The 2018 MLB season begins insanely early this year, with Opening Day coming up on Thursday, March 29. It’s the first time I can ever recall the full-scale opener (not counting isolated games played in Japan) coming before the Final Four. The result is that I feel a little behind the curve (no pun intended). But the good news is that Las Vegas is always on top of it. Here’s a primer on how the smart money sees the season unfolding:
*Four divisional races have been put to bed before the season even begins. Houston and Cleveland in the American League, along with Washington and the LA Dodgers in the National League are huge favorites to capture their division crowns.
*The AL East is seen as returning to the 1999-2007 era when you could throw out everyone but New York and Boston before the season began. At least now the race will have some consequences, with the loser being forced into a one-game wild-card showdown, something that didn’t exist the last time this rivalry really heated up.
*The liveliest race is expected in the NL Central. The Chicago Cubs are the favorite to win it for a third straight year, but the Cubbies are by no means an overwhelming favorite. St. Louis is expected to be in the race and Vegas seems to like Milwaukee’s aggressive offseason, projecting the Brewers to make some noise of their own.
*The Los Angeles Angels are the projected favorite for the second wild-card spot, based on their Over/Under of 85.5 wins on the year. This is likely due to the hype surrounding pitcher/hitter Shohei Ohtani, who will DH on Opening Day and then be the starting pitcher for the third game of the season. Minnesota, who took the second wild-card last year, is again expected to contend.
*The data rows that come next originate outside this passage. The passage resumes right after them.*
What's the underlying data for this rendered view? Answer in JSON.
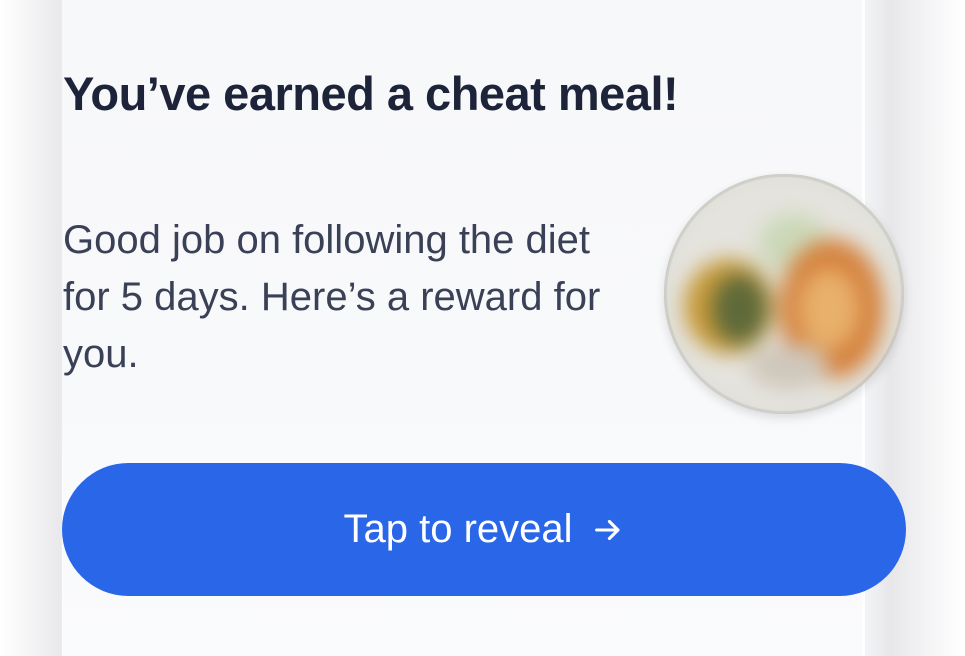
{
  "reward_card": {
    "title": "You’ve earned a cheat meal!",
    "message": "Good job on following the diet for 5 days. Here’s a reward for you.",
    "image": {
      "icon": "blurred-food-plate-image"
    },
    "cta": {
      "label": "Tap to reveal",
      "icon": "arrow-right-icon"
    }
  },
  "colors": {
    "accent": "#2966e8",
    "title_text": "#1d2338",
    "body_text": "#3a4156",
    "card_background": "#f8f9fb"
  }
}
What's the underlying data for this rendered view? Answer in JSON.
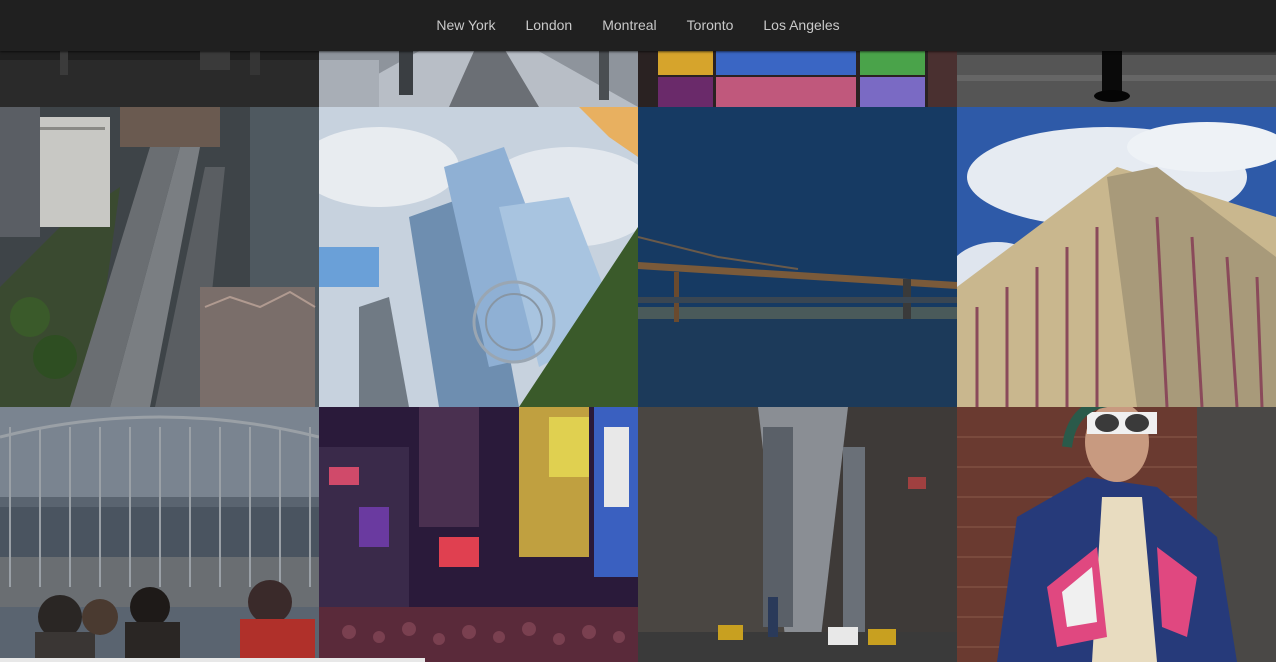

*Arizona might not be given any chance to catch the Dodgers in the NL West, but the Diamondbacks are still seen as a solid choice to at least get into that one-game showdown. Arizona is perceived as narrowly superior to Milwaukee in the race for the last wild-card spot. Colorado, which took that spot last season, is again expected to be in the mix.
Here’s my own thoughts on that projected landscape…
*I think the Mets are being left by the wayside a little too quickly. Their pitching has been a mess the last two seasons, but if the trio of Noah Syndergaard, Jacob de Grom and Matt Harvey can get humming, it’s easy to see Mets/Nats providing some real excitement in the NL East through the summer. New York’s Over/Under on wins is only 81.5. Betting the Mets to simply have an 82-80 winning season seems quite reasonable.
*The Indians and Dodgers seem a little vulnerable. Both carry the bad taste of crushing postseason losses at home. In both cases, reasonable questions can be raised about their depth of their pitching rotation. The Twins and Diamondbacks look like credible challengers to both. But I hesitate because of my regard for Terry Francona and Dave Roberts as managers. Francona has a long track record now, and Roberts managed to blow away a good NL West last year in spite of Clayton Kershaw missing a good chunk of time. I have no idea how Roberts did it with a rotation that looks thin, but this is a team that now gets the job done in tough situations.
*By rights, I should be excited for my first full baseball season as a New England resident. A Red Sox fan since 1996, I moved to the area late last September and promptly watched Boston nearly blow a division they had in control and then fold up in the playoffs. While I’m looking forward to watching NESN and trying to raise the fortune needed to afford a ticket to Fenway, I can’t help but shake bad feelings about this team. It deals mainly with the now-demonstrated inability of key players—Chris Sale & David Price—to perform in September and October. I think the Sox should meet regular season expectations and even win a third straight AL East crown. But the Yankee kids proved last year they could handle October pressure, so I’m keeping a lid on my expectations for postseason success.
*I really hope the Brewers can live up to expectations and in fact even go beyond. I’m originally from southeastern Wisconsin, and while I myself am not a Brewer fan, I know a lot of people that have been great fans for a long time without any big rewards to show for it. I’m concerned about Milwaukee’s ability to navigate the first half of the season before Jimmy Nelson gets back in the rotation.
So there you have it. Las Vegas tells us to expect a regular season that’s moderately exciting, and an October where the Astros and Dodgers rematch in the World Series. That demonstrates the innate caution of the Strip in jumping on new bandwagons too fast.
Personally, I’d lean the Yankees to get back to the Fall Classic, presuming they add another starting pitcher along the way. The biggest thing that could derail them is losing a division race to the regular season version of the Red Sox, which should be much tougher than the October version, and then failing to survive a one-game knockout. But if Aaron Boone puts the Pinstripes back into the final eight, by whatever means, I have a bad feeling they won’t be stopped this time around.